Le défi de vivre sans règles
Les femmes pourraient se passer des règles grâce à la contraception hormonale, mais pour nombre d’entre elles l’idée paraît encore inconcevable.
Ne plus avoir ses règles, c’est possible. Il n’y a même aucune contre-indication médicale à les supprimer par une contraception en continu, d’autant que les règles sous pilule sont généralement inutiles (lire ci-dessous et ci-contre). Alors pourquoi les femmes sous pilule acceptent-elles encore de saigner tous les mois?
Et ce n’est pas comme si elles n’en souffraient pas. Selon un sondage YouGov* pour 20 Minutes, 33% des femmes non ménopausées ont des menstruations assez douloureuses, voire très douloureuses (12%).
Pour Julie Ancian, sociologue à l’EHESS qui a mené cette enquête en partenariat avec 20 Minutes, l’analyse de 350 témoignages adressés à notre publication et d’entretiens approfondis avec des femmes ayant supprimé leurs règles complète ces résultats : « Ces femmes désignent sans équivoque leurs règles comme un fardeau, voire un enfer.» Et pourtant, seules 35% des femmes non ménopausées aimeraient ne plus avoir de règles. Et seulement 30 % des femmes, ménopausées ou non, ont déjà volontairement supprimé ou décalé leurs écoulements mensuels.
Les règles, c’est gênant, mais c’est inévitable, pensent beaucoup de femmes : 42 % de celles que nous avons sondées jugent plutôt inconcevable ou tout à fait inconcevable de les supprimer grâce à la contraception hormonale. Pour être en bonne santé, il faudrait même saigner. « Le corps ne se “nettoie” pas », s’inquiète Marie, dans l’appel à témoignages lancé par 20 Minutes. « L’idée que le sang puisse s’accumuler de manière pathologique appartient à une antique représentation du corps, la conception humorale, qui a toujours cours », explique l’anthropologue Emilia Sanabria.
Avoir ses règles est aussi associé à une certaine image de la féminité. « A la suite de la pose d’un implant contraceptif, je n’ai plus eu de règles pendant cinq ans.
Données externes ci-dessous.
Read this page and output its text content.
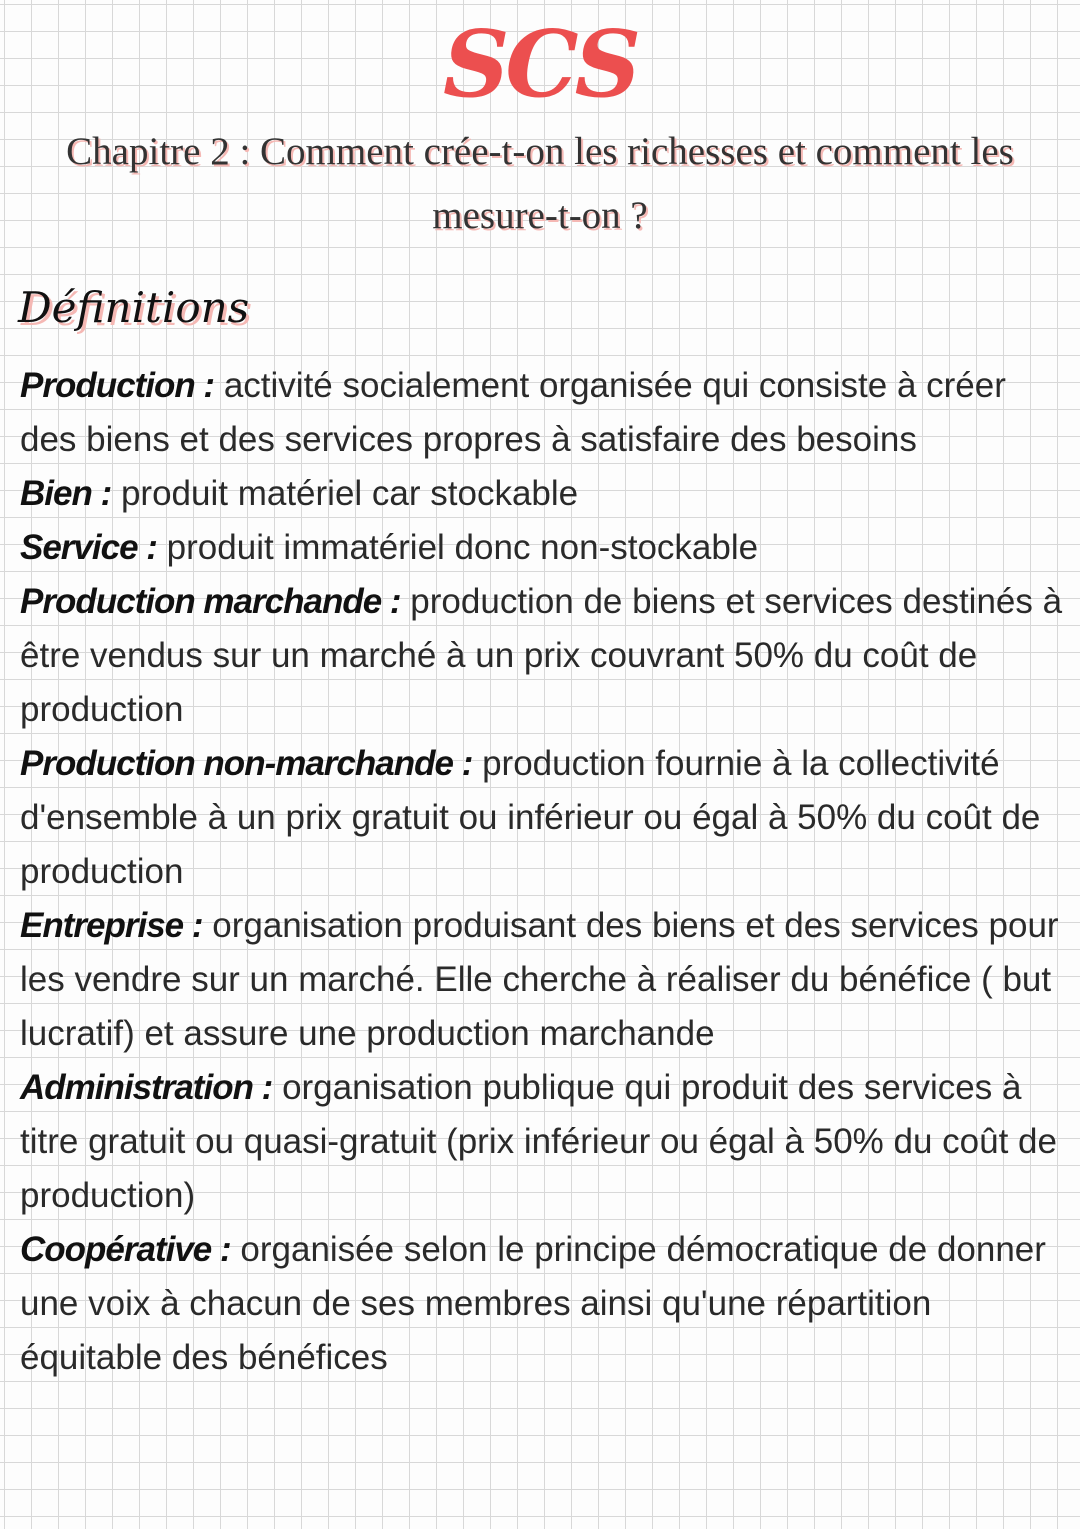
SCS
Chapitre 2 : Comment crée-t-on les richesses et comment les mesure-t-on ?
Définitions

Production : activité socialement organisée qui consiste à créer des biens et des services propres à satisfaire des besoins

Bien : produit matériel car stockable

Service : produit immatériel donc non-stockable

Production marchande : production de biens et services destinés à être vendus sur un marché à un prix couvrant 50% du coût de production

Production non-marchande : production fournie à la collectivité d'ensemble à un prix gratuit ou inférieur ou égal à 50% du coût de production

Entreprise : organisation produisant des biens et des services pour les vendre sur un marché. Elle cherche à réaliser du bénéfice ( but lucratif) et assure une production marchande

Administration : organisation publique qui produit des services à titre gratuit ou quasi-gratuit (prix inférieur ou égal à 50% du coût de production)

Coopérative : organisée selon le principe démocratique de donner une voix à chacun de ses membres ainsi qu'une répartition équitable des bénéfices
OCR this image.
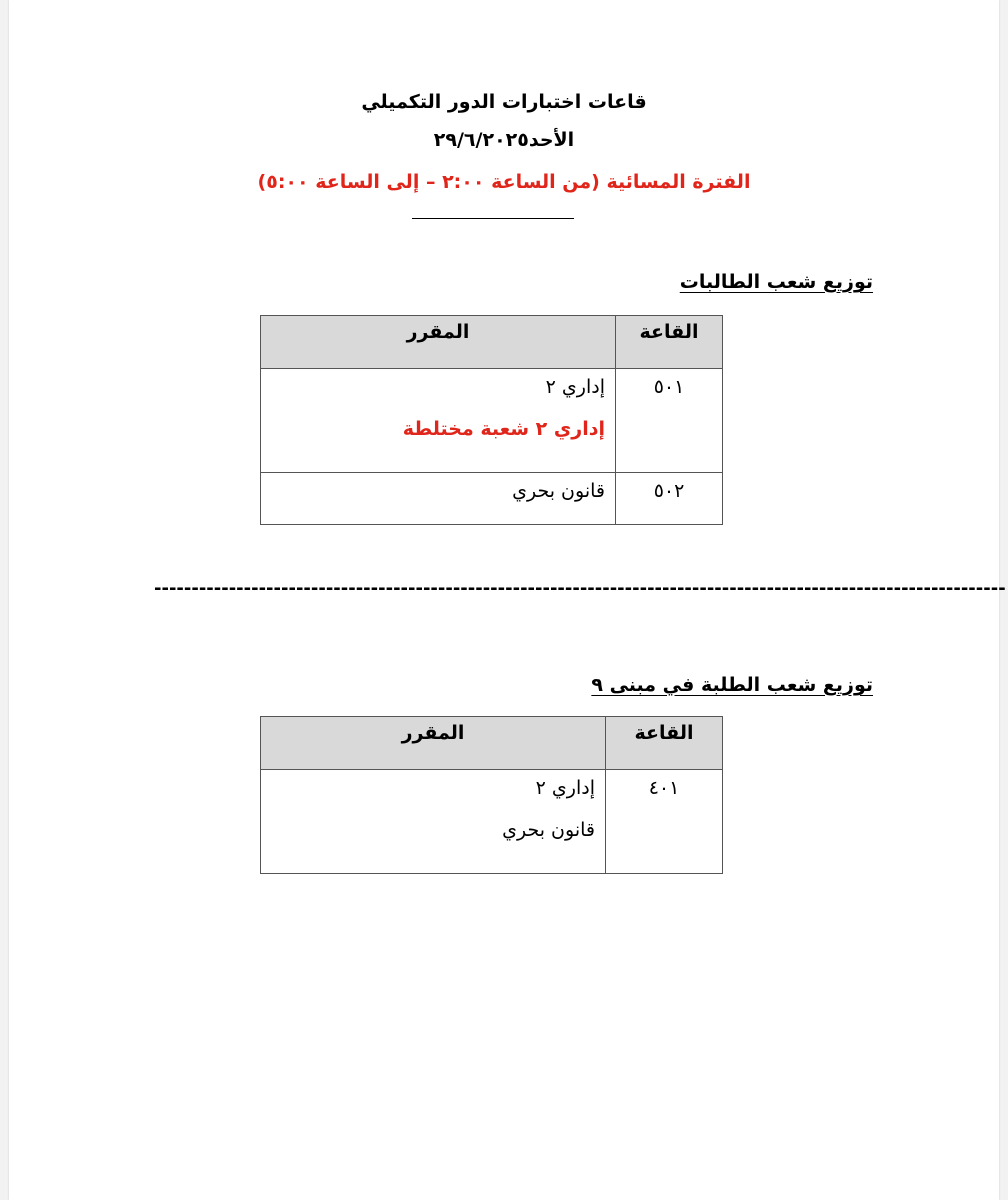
قاعات اختبارات الدور التكميلي
الأحد٢٩/٦/٢٠٢٥
الفترة المسائية (من الساعة ٢:٠٠ – إلى الساعة ٥:٠٠)
توزيع شعب الطالبات
القاعة	المقرر
٥٠١	إداري ٢
إداري ٢ شعبة مختلطة

٥٠٢	قانون بحري
------------------------------------------------------------------------------------------------------------------
توزيع شعب الطلبة في مبنى ٩
القاعة	المقرر
٤٠١	إداري ٢
قانون بحري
J’ai fini par
ne plus me sentir “normale”,», rapporte Manon. « L’idée que c’est normal d’avoir mal pendant ses règles est très prégnante dans la société », observe la sociologue Julie Ancian. D’autant qu’à peine 15% des femmes interrogées se sont vu proposer par un médecin généraliste ou un gynécologue la possibilité de supprimer leurs règles. « Pour mon gynéco, une femme DOIT avoir ses règles pour être en bonne santé», témoigne Camille. «C’est lié au type de formation, estime le médecin et essayiste Martin Winckler. Pour renouveler un mode de pensée, cela demande beaucoup de temps.» Aude Lorriaux * Etude YouGov RealTime réalisée du 30 septembre au 9 octobre 2019 auprès d’un échantillon représentatif de 2 104 adultes françaises, selon la méthode des quotas.
Seulement 30 % des femmes ont déjà supprimé ou décalé leurs écoulements mensuels.
Les saignements sous pilule ne sont pas de vraies règles, en ceci qu’elles ne sont pas liées à une ovulation. Pourquoi alors avoir créé ces fausses règles ? Pour le comprendre, il faut revenir aux années 1960 et s’imaginer une société où l’idée d’offrir la possibilité aux femmes de contrôler leur sexualité n’était pas bien vue de tout le monde.
Fervent catholique, John Rock, cocréateur de la pilule avec Gregory Pincus, avait ainsi à coeur de convaincre les autorités religieuses d’autoriser la pilule. Parmi les raisons qu’il invoque, dans un livre publié en 1963, pour justifier la pilule auprès de l’Eglise, il y a celle-ci : la pilule ne change pas le cycle «naturel» des femmes.
Mais, rectifie l’historienne Margaret Marsh, biographe de John Rock, il s’agit d’une réécriture de l’histoire. «Quand Rock a accepté l’idée de Pincus d’essayer de simuler le cycle mensuel, l’Eglise catholique n’avait rien à faire là-dedans», affirme-t-elle. D’autres raisons expliquent ce choix initial, comme le fait que les doses d’hormones étaient à l’époque beaucoup plus élevées, ce qui n’était pas sans conséquence sur les utilisatrices, qui se plaignaient de divers symptômes proches de l’état de grossesse. Provoquer ces fausses règles était donc une façon pour les concepteurs de la pilule de limiter la prise d’hormones et les symptômes associés. Et surtout de rassurer les utilisatrices inquiètes d’être enceintes. Cet argument semble obsolète, le dosage étant aujourd’hui 100 à 1000 fois moins important qu’avant.